Minister of Transport
- In office 26 December 2009 – 2 December 2010
- Prime Minister: Jim Marurai
- Preceded by: Tangata Vavia
- Succeeded by: Tom Marsters

Minister for Infrastructure and Planning
- In office 26 December 2009 – 2 December 2010
- Preceded by: Tangata Vavia
- Succeeded by: Teariki Heather

Member of the Cook Islands Parliament for Ruaau
- In office 27 September 2006 – 1 August 2022
- Preceded by: Vaine Wichman
- Succeeded by: Timi Varu

Personal details
- Born: 7 July 1958 (age 68) Rarotonga
- Party: Cook Islands Democratic Party

= William (Smiley) Heather =

Cook Islands politician

William Kati (Smiley) Heather (born 7 July 1958) is a Cook Islands politician and former Cabinet Minister. He represented the seat of Ruaau in the Cook Islands Parliament from 2006 to 2022 and is Deputy Leader of the Cook Islands Democratic Party. He is the older brother of Cook Islands Party MP Teariki Heather.

Heather was born in Rarotonga and educated at Arorangi Primary School and Tereora College in the Cook Islands and Onslow College in Wellington, New Zealand. From 1980 to 1997, Heather played for the Cook Islands national rugby union team. He worked as a public servant in the Cook Islands Ministry of Works, Energy and Physical Planning (MOWEPP) from 1992, and, in 1997, became Director of Road Works. He was elected to Parliament as a member of the Democratic Party in the 2006 snap election. Following the election, he was appointed Democratic Party whip.

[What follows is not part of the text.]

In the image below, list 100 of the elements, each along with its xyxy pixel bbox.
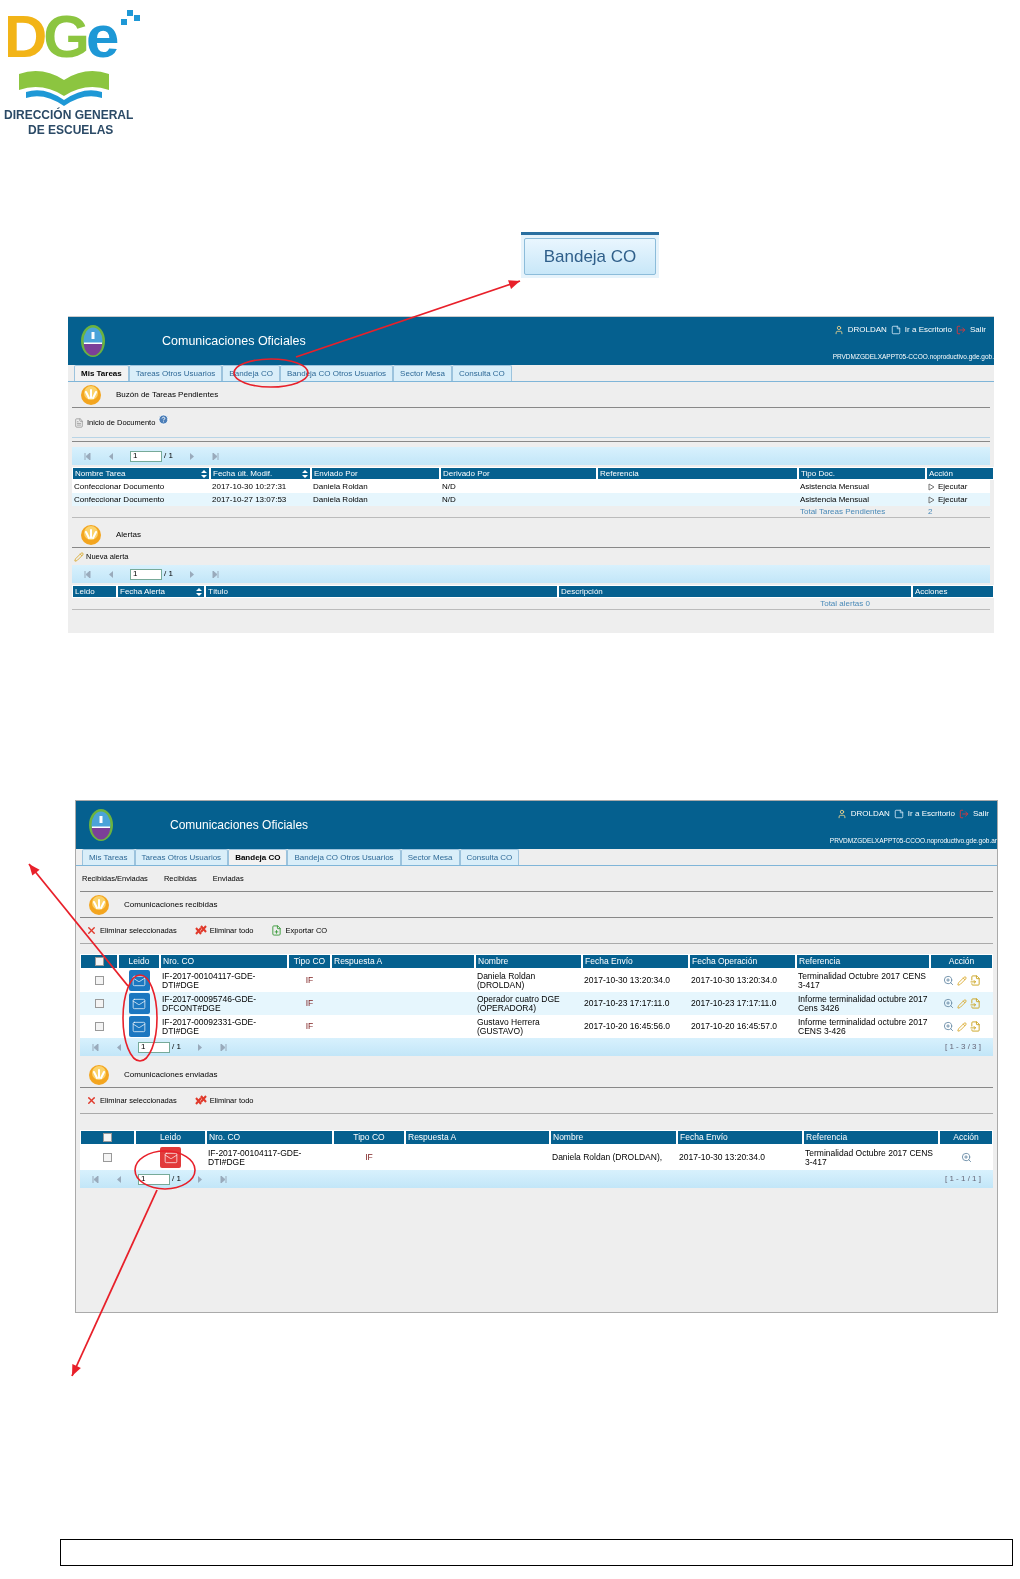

In December 2009, he was appointed to Cabinet as Minister for Transport, Infrastructure & Planning, and Energy following the sacking of Terepai Maoate and resignation of Democratic party cabinet ministers. As a result, he was expelled from the Democratic Party on 8 April 2010.

He was re-elected at the 2010 election as a Democratic candidate. In August 2012, he was elected Deputy Leader of the Democratic party. He was re-elected in the 2014 election, and in April 2015 was elected leader of the Democratic Party. In June 2017 he became leader of the opposition again.

Heather was re-elected at the 2018 election. In February 2020, he was appointed Democratic Party spokesperson for Corrective Services, Infrastructure and the Public Service Commission. In March 2021, he was appointed deputy leader, replacing Terepai Maoate Jnr.

He lost his seat in the 2022 Cook Islands general election. Heather again stood unsuccessfully in Ruaau in the 2026 general election.